От подобного перехода бедный Кюхельбекер просто растерялся. Но всё же это уже был не прежний коллежский асессор, присланный из Министерства иностранных дел в почётную ссылку на Кавказ. Впрочем, он и раньше не был трусом, а уж после Сенатской площади...

– И что сие значит, господин генерал, объяснитесь? – холодно спросил Вильгельм Карлович. – Я здесь не частным порядком, а представляю собой законное правительство России.

– Голубь вы мой, Вильгельм Карлович. Какое законное правительство? Это после цареубийства-то? По всем человеческим и божеским законам вы – представитель самозванцев и преступников. И пусть вы трижды посланник, но на Кавказе командую я. Вот, извольте.

Ермолов вытянул из кучи бумаг, аккуратно сложенных Гаврилычем, внушающий почтение документ. Кюхельбекер глянул.

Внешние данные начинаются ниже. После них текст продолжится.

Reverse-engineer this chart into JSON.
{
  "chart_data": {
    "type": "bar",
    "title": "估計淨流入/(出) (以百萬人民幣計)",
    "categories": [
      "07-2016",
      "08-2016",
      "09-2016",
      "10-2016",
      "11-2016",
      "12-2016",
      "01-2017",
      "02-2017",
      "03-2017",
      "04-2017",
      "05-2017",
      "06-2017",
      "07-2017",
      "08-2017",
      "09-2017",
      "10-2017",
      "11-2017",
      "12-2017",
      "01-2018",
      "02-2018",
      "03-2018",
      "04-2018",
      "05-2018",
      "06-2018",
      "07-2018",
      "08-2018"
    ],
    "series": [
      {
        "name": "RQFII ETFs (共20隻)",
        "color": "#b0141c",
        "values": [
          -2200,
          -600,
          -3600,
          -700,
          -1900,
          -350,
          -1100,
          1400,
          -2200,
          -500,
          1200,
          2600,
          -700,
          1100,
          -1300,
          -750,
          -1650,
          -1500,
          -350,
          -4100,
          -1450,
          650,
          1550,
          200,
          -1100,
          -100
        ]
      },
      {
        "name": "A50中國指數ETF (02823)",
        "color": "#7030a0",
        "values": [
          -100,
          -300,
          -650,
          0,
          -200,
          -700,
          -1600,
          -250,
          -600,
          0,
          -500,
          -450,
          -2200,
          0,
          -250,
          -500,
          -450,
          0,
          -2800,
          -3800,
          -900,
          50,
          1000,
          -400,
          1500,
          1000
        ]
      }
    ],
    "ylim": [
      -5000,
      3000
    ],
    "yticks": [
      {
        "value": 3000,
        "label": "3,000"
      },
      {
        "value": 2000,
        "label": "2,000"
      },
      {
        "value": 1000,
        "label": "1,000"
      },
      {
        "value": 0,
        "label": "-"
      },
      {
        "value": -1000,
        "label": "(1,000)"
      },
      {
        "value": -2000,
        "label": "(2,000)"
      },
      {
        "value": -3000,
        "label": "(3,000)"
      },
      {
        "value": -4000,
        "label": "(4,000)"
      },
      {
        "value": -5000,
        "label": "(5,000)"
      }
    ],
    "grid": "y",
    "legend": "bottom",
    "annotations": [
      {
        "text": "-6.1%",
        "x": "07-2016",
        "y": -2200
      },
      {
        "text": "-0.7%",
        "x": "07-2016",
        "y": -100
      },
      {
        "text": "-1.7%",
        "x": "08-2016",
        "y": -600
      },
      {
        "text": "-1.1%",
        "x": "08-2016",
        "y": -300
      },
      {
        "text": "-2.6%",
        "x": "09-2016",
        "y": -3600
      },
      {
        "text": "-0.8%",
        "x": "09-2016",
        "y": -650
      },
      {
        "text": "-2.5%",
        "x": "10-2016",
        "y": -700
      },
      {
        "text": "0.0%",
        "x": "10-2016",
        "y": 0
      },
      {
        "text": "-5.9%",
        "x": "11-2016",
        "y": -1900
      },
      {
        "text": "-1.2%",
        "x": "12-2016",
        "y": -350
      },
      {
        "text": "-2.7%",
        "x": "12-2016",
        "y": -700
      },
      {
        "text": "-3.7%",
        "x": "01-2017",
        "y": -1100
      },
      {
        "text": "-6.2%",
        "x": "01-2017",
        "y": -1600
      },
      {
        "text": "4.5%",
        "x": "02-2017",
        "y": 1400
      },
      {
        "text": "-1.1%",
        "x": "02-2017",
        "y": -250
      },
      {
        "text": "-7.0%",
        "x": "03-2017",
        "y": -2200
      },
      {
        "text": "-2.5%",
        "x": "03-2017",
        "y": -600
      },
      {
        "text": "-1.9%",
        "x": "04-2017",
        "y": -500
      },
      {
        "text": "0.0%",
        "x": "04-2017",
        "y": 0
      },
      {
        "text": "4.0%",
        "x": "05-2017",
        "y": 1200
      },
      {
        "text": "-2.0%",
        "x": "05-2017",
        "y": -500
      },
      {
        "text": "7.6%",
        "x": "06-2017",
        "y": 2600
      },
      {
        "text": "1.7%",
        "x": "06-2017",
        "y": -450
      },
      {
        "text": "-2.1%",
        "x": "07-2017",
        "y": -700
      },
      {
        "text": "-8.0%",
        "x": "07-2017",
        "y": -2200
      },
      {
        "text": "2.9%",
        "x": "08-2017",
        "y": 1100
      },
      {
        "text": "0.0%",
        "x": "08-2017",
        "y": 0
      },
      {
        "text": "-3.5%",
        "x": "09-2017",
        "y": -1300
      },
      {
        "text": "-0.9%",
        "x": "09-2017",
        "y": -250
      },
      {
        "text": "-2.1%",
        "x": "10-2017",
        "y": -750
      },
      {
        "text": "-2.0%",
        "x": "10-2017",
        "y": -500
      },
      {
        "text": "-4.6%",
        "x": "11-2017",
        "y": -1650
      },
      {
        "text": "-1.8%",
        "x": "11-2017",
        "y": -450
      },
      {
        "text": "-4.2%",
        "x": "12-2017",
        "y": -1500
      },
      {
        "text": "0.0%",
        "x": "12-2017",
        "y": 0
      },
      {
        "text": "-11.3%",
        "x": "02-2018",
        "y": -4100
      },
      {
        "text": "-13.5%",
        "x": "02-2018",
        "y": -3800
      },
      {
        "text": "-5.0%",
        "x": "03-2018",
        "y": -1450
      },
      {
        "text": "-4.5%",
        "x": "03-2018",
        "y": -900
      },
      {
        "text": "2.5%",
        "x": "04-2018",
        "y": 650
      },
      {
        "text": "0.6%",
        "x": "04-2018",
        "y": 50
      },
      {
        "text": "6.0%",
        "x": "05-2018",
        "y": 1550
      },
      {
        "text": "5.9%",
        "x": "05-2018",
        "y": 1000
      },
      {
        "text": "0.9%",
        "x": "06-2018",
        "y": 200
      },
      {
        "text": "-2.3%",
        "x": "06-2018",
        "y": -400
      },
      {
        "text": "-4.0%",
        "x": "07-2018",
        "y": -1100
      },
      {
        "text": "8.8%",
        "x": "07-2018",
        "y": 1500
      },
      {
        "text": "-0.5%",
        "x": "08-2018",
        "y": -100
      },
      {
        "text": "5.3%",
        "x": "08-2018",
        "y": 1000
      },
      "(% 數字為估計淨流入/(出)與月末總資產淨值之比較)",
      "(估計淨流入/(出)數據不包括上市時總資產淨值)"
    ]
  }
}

«Мы, Божию милостию Император Всероссийский, король Польский, великий князь Финляндский и Грузинский Михаил Николаевич, приказываем всем губернаторам и воинским начальникам Российской империи принять меры к немедленному задержанию или немедленному искоренению нижепомянутых государственных преступников:

1. Каховский Пётр Григорьевич; 2. Батеньков Гавриил Степанович; 3. Трубецкой Сергей Петрович; 4. Кюхельбекер Вильгельм Карлович...».

Дальше Вильгельм Карлович читать не стал. Попал он в «чёрный список» ну, и попал. А чего он мог ожидать после неудачного выстрела в наследника престола, а ныне в государя-императора?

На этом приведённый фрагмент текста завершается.